08 de julho de 2026
Regional

Neblina torna estradas da região perigosas

Ricardo Santana
| Tempo de leitura: 3 min

O nevoeiro que cobriu Bauru e região, anteontem, não apenas paralisou as operações no aeroporto da cidade, como também comprometeu a visibilidade nas estradas. O saldo foi pelo menos três acidentes que teriam sido favorecidos pela cerração, segundo avalia o 1º tenente Luiz Carlos Ferreira dos Santos, do Policiamento Rodoviário.

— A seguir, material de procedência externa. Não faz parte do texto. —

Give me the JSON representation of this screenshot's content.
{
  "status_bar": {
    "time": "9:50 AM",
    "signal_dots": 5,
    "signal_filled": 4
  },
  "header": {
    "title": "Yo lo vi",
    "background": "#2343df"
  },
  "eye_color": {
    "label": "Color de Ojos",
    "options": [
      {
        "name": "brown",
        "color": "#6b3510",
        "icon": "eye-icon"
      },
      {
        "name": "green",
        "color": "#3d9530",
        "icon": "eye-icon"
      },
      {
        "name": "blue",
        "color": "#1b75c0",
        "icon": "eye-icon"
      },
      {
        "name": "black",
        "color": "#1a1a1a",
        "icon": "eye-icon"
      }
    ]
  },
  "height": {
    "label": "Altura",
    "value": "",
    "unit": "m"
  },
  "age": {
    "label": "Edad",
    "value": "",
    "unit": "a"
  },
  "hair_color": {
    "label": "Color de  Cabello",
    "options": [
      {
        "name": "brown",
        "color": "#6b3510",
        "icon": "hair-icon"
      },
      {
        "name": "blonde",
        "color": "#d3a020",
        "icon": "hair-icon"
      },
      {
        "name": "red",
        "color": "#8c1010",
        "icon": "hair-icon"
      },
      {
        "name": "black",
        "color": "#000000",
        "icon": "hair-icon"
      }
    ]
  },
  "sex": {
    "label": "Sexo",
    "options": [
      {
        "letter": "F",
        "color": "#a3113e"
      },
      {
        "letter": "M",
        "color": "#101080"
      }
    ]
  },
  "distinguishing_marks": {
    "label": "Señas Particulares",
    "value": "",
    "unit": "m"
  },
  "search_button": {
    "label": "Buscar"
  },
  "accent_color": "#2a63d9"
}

Os acidentes ocorreram na rodovia João Cabral Rennó (SP-225), a Bauru-Ipaussu, trecho de pista simples, que representa um perigo a mais em dia de nevoeiro. Ninguém ficou gravemente ferido, mas um veículo de passeio foi completamente destruído pelas chamas, após se chocar com uma picape.

Para Santos, não é comum a região de Bauru ser afetada por neblina. No entanto, ele reconhece que há pontos específicos nas estradas que podem ocorrer nevoeiro, dependendo das condições climáticas. O traçado da estrada pode oferecer ao motorista a indicação de onde topar com trecho de pouca visibilidade. O sargento do Policiamento Rodoviário frisa as baixadas (declives acentuados) e região de serra (aclives) como propícias para visibilidade ruim.

As rodovias Marechal Rondon (SP-300 ) e Comandante João Ribeiro de Barros (SP-294), a Bauru-Marília, concentram a maior parte de trechos com neblina, três em cada uma das estradas.

Conforme o Policiamento Rodoviário, a Rondon apresenta nevoeiro nas proximidades da entrada de Tibiriça, no córrego Barra Grande, nas imediações do quilômetro 360, entre Bauru e Avaí. Outro ponto com ocorrência de névoa fica na região do Recanto dos Nobres e Lar dos Desamparados, no Km 332. Este dois trechos são de pista dupla, com risco menor em relação ao ponto conhecido como serra de Botucatu. Este local, entre os quilômetros 248 e 251, é de pista simples e desenho bastante sinuoso em aclive, logo após o trecho urbano de Botucatu.

A Bauru-Marília pode ter nevoeiro no Km 359, nas imediações da Associação Atlética Banco do Brasil (AABB) e trevo de Piratininga. Mais à frente, no Km 366, outro ponto merece atenção entre Piratininga e Duartina, onde há declive acentuado e início de pista dupla. Depois, há risco no Km 395, na perigosa serra do Posto Panorama, entre Duartina e Gália.

A Bauru-Jaú, denominada também como Comandante João Ribeiro de Barros (SP-225), tem um trecho com incidência de cerração entre Bauru e Pederneiras, nas proximidades de Guaianás, no Km 221. A Bauru-Ipaussu possui risco de nevoeiro no Km 348, entre Piratininga e Cabrália Paulista.

A estrada que liga a Rondo à rodovia Castelo Branco (SP-280) é conhecida como Castelinho - João Hipólito Martins, SP-209 - tem ocorrência de névoa em toda a sua extensão, mas é pista dupla, o que acarreta risco moderado. No entanto, o trecho da rodovia na área urbana de Botucatu merece cuidado redobrado do motorista pela presença de fluxo de veículos, pedestres, ciclistas e animais na pista. A Castelo Branco entre os quilômetros 203 e 2007, trecho que liga os municípios de Itatinga e Pardinho, também apresenta neblina em uma longa extensão de pista antes da praça de pedágio.

Entre Iacanga e Ibitinga, no Km 406 da rodovia Cesário José de Castilho (SP-321), há uma área de baixa visibilidade em dias de névoa.